A postcard for a women's voting rights campaign in 1910

Feature

Women's History Month: Recognizing the Suffragettes of California

Paying tribute to four women who made history in the legal field and helped advance women's rights in California
Mar 4, 2024

Read our second Women's History Month feature on the female judicial officers that broke barriers in California.

This month, California courts and the Judicial Council of California join the nation in recognizing Women's History Month.

In this feature, we pay tribute to suffragettes in the legal field who helped advance women's rights in California. Several generations of woman suffrage supporters lectured, wrote, marched, lobbied, and practiced civil disobedience to achieve what many Americans considered a radical change in the Constitution – guaranteeing women the right to vote. In an upcoming feature, we commemorate the female judicial officers who have contributed to progress in the judicial branch.

Clara Foltz

Clara Shortridge Foltz became the first female lawyer in California after authoring the Woman Lawyer’s Bill, amending California law to allow women to take the bar exam. She was also the first woman to serve as clerk of the judiciary committee of the State Assembly, the first woman deputy district attorney in the United States, and the first to run for governor.

After Foltz and fellow suffragist Laura de Force Gordon enrolled at Hastings College of Law, the Hastings board informed them that women were not allowed to study there. Foltz and Gordon sued Hastings and represented themselves in court. The trial court ruled in the women’s favor; however, Hastings appealed the case and won. The case went to the California Supreme Court, which ruled in favor of the women. The decision influenced California’s 1879 Constitutional Convention to adopt two clauses guaranteeing women access to education and employment, the first state to do so.

Foltz is also considered the founder of the California parole system and originator of the public defender system.

Laura De Force Gordon

Laura de Force Gordon was a lawyer and newspaper editor who advocated for women’s rights. She contributed to the founding of the California Woman Suffrage Society. In February 1868 in San Francisco, she delivered a call for equal rights for women, one of the first such public appeals to be made in the West.

She actively lobbied for Clara Foltz’s Woman Lawyer’s Bill and later joined her in the landmark Hastings lawsuit, where the California Supreme Court ultimately ruled women had a right to attend the law school. Their victory set off a precedent for women’s rights to employment and education in California.

Gordon practiced general and criminal law in San Francisco and Stockton, and became the first woman in California to argue a case to a jury. She became renowned for her defenses in murder cases and practiced in front of the United States Supreme Court.

Mary McHenry Keith

Mary McHenry Keith was the first woman to graduate from Hastings Law School. She practiced law for a short while before fully participating in activism for women’s and animal rights. She organized in Berkeley with the Woman’s Congress, Berkeley Political Equality Club, and other organizations. 

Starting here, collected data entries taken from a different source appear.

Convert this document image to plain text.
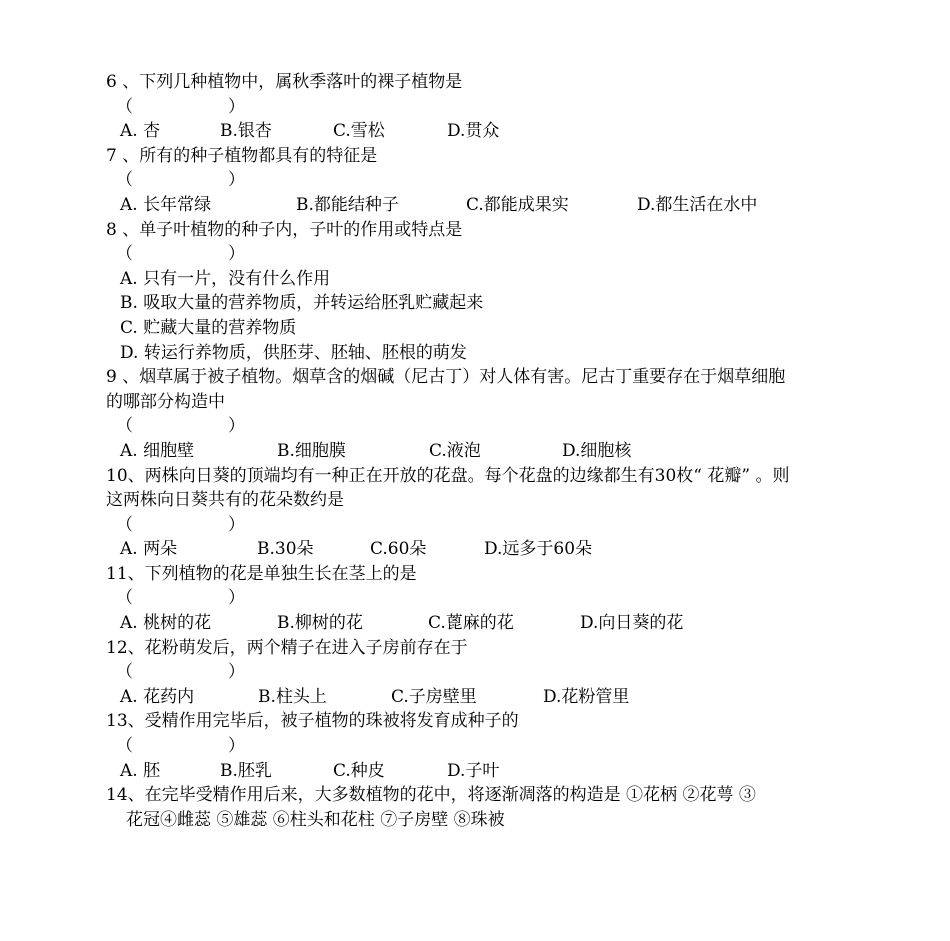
6 、下列几种植物中，属秋季落叶的裸子植物是
（	）
A. 杏	B.银杏	C.雪松	D.贯众
7 、所有的种子植物都具有的特征是
（	）
A. 长年常绿	B.都能结种子	C.都能成果实	D.都生活在水中
8 、单子叶植物的种子内，子叶的作用或特点是
（	）
A. 只有一片，没有什么作用
B. 吸取大量的营养物质，并转运给胚乳贮藏起来
C. 贮藏大量的营养物质
D. 转运行养物质，供胚芽、胚轴、胚根的萌发
9 、烟草属于被子植物。烟草含的烟碱（尼古丁）对人体有害。尼古丁重要存在于烟草细胞
的哪部分构造中
（	）
A. 细胞壁	B.细胞膜	C.液泡	D.细胞核
10、两株向日葵的顶端均有一种正在开放的花盘。每个花盘的边缘都生有30枚“ 花瓣” 。则
这两株向日葵共有的花朵数约是
（	）
A. 两朵	B.30朵	C.60朵	D.远多于60朵
11、下列植物的花是单独生长在茎上的是
（	）
A. 桃树的花	B.柳树的花	C.蓖麻的花	D.向日葵的花
12、花粉萌发后，两个精子在进入子房前存在于
（	）
A. 花药内	B.柱头上	C.子房壁里	D.花粉管里
13、受精作用完毕后，被子植物的珠被将发育成种子的
（	）
A. 胚	B.胚乳	C.种皮	D.子叶
14、在完毕受精作用后来，大多数植物的花中，将逐渐凋落的构造是 ①花柄 ②花萼 ③
花冠④雌蕊 ⑤雄蕊 ⑥柱头和花柱 ⑦子房壁 ⑧珠被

Keith's leadership was key to the passing of women's suffrage in California in 1911 (marking "The Sixth Star"). After the dismissal of the campaign in 1896, Keith began a new approach to the movement with messaging that emphasized the right and need to co-education and utilizing devices such as cars and telephones for outreach to rural areas. In 1912, she was elected president of California’s Equal Suffrage Association, where she supported suffrage on a national level and contributed to the 19th amendment's ratification in 1920. 

Gail Laughlin

Gail Laughlin was the first woman to practice law in Maine and served on the Maine State Senate, but she had a big impact in California. In 1914, she opened a law office in San Francisco. There, she helped found the National League for Women’s Service, served as a judge in the police courts, and drafted and passed a law allowing women to serve on juries.

Laughlin's impact reached beyond California and her native state. She began her advocacy for women on juries in 1908 in Denver, where she opened her second law office. She delivered the opening keynote at the first National Federation of Business and Professional Women convention in 1919 in St. Louis and was elected as the organization's first national president. In 1927, she helped campaign for the Equal Rights Amendment and led a 200-car motorcade from Kansas to South Dakota to confront President Calvin Coolidge during his vacation.